Por Mario Andrés Lozada Tezna
En el corazón del barrio San Fernando, en Cali, a las afueras del santuario de la Medalla Milagrosa, el tiempo parece transcurrir a un ritmo distinto. No es solo el eco de las campanas ni el aroma a incienso lo que define este espacio, sino la presencia inamovible de los vendedores de artículos religiosos. Estos hombres y mujeres no son simples comerciantes: son herederos de una tradición que ha sobrevivido a las transformaciones urbanas de la ciudad por más de 40 años.
Para muchos, sus puestos de venta son extensiones de sus propios hogares. Algunos llegaron en la década de los 80, instalándose con apenas unos cuantos escapularios, veladoras y algunos cuadros alusivos a la Virgen. Hoy, cuatro décadas después, sus inventarios son un catálogo vivo de la fe popular: camándulas de madera, denarios, escapularios, imágenes religiosas de diversos tamaños, pulseras y otros objetos de devoción que, en muchos casos, ellos mismos elaboran.
“Empezamos a ver que esto era bueno y con mi esposo trajimos una mesa con más escapularios; así fuimos haciendo clientela”, dice Yolanda Muñoz, quien junto a su esposo Jaime no solo ha dedicado su vida a la venta de objetos religiosos, sino que también logró sacar adelante la educación de sus dos hijas.
Lo extraordinario de esta labor no es solo su permanencia, sino el impacto social que se teje detrás de las vitrinas. Estos puestos han sido el motor económico que permitió a familias enteras salir adelante. “Las jornadas son duras: nos levantamos a las cuatro de la mañana y a las seis ya estamos aquí, para las personas que madrugan a misa. A las cinco de la tarde nos vamos, gracias a Dios, con la ganancia”, afirma Doris Pacheco, quien desde el barrio Mojica se desplaza hasta La Milagrosa para ofrecer sus productos.

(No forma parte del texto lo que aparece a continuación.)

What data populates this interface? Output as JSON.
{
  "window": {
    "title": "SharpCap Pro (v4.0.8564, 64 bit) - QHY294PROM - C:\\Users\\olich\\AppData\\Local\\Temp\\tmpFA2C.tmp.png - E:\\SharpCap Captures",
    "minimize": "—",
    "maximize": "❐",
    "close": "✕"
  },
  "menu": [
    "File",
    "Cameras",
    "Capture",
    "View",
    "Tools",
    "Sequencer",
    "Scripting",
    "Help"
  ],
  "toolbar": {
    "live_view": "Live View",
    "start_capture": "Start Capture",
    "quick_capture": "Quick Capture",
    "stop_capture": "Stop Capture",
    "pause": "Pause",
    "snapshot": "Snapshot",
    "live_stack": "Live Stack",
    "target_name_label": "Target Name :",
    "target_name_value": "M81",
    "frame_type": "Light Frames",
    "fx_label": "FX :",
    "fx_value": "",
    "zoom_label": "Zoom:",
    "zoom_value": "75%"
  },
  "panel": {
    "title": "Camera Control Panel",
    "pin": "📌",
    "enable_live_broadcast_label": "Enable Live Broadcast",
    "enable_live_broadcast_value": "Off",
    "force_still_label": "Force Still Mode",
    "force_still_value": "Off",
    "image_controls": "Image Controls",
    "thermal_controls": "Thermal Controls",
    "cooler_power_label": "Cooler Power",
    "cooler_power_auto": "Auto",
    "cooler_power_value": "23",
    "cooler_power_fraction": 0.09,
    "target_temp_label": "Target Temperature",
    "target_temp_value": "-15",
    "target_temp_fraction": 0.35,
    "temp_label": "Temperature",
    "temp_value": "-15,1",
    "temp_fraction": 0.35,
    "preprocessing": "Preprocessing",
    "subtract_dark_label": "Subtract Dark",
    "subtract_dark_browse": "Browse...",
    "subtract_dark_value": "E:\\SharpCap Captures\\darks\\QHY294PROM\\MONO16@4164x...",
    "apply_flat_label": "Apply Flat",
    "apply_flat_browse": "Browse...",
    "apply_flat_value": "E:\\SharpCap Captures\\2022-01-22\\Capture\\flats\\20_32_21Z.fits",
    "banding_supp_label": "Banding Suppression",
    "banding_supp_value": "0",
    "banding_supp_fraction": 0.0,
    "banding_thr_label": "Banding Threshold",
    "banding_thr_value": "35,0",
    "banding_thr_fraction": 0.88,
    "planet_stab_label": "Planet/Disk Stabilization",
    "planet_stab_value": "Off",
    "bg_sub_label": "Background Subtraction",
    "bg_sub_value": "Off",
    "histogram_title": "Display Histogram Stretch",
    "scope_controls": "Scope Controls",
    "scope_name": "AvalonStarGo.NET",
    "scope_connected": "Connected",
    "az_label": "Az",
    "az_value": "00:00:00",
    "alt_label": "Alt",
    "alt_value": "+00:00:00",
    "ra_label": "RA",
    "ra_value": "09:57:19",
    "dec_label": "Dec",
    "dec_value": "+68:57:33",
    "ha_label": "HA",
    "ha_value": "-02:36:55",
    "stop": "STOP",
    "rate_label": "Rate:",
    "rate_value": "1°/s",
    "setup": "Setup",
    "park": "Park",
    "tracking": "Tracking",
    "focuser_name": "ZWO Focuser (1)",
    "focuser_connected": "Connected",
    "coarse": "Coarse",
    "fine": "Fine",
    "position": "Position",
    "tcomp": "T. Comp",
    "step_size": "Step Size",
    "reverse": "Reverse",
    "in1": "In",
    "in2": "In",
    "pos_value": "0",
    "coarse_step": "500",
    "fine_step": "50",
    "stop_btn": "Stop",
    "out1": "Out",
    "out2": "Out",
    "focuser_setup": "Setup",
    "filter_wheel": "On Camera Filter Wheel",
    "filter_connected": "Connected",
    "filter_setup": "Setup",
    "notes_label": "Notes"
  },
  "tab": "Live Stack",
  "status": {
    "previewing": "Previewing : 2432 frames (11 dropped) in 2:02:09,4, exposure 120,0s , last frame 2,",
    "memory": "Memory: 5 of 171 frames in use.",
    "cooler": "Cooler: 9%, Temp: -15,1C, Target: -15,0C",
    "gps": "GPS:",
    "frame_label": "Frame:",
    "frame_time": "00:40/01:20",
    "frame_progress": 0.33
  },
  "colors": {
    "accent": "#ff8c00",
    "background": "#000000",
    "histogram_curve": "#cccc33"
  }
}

Más que objetos, un vínculo espiritual
El vendedor de La Milagrosa cumple un rol que roza lo pastoral. A menudo, el cliente no busca solo un objeto, sino también consejo o una palabra de aliento. “Llevo cuarenta años viendo a la gente venir con sus penas y salir con un poquito de esperanza en el bolsillo”, comenta don Jaime Espada, quien junto a su esposa Yolanda agradece la fidelidad y la relación que han construido con clientes y peregrinos. Ellos conocen historias de sanación, agradecimientos por favores recibidos y promesas que se cumplen frente al altar.
El camino, sin embargo, no ha estado exento de retos. Han enfrentado cambios en las normas de espacio público, la competencia de productos industriales y, más recientemente, el impacto de la digitalización. Aun así, la experiencia de elegir una vela y recibir una bendición del vendedor sigue siendo un ritual difícil de reemplazar para caleños y peregrinos que, desde distintas partes del mundo, visitan la tradicional capilla de la Milagrosa a lo largo del año.
La Semana Santa representa para ellos un repunte en las ventas. Aseguran que el fervor no se pierde y que no son solo los adultos mayores quienes compran: muchos jóvenes también pasan por los puestos y adquieren velas, denarios y camándulas para fortalecer su fe.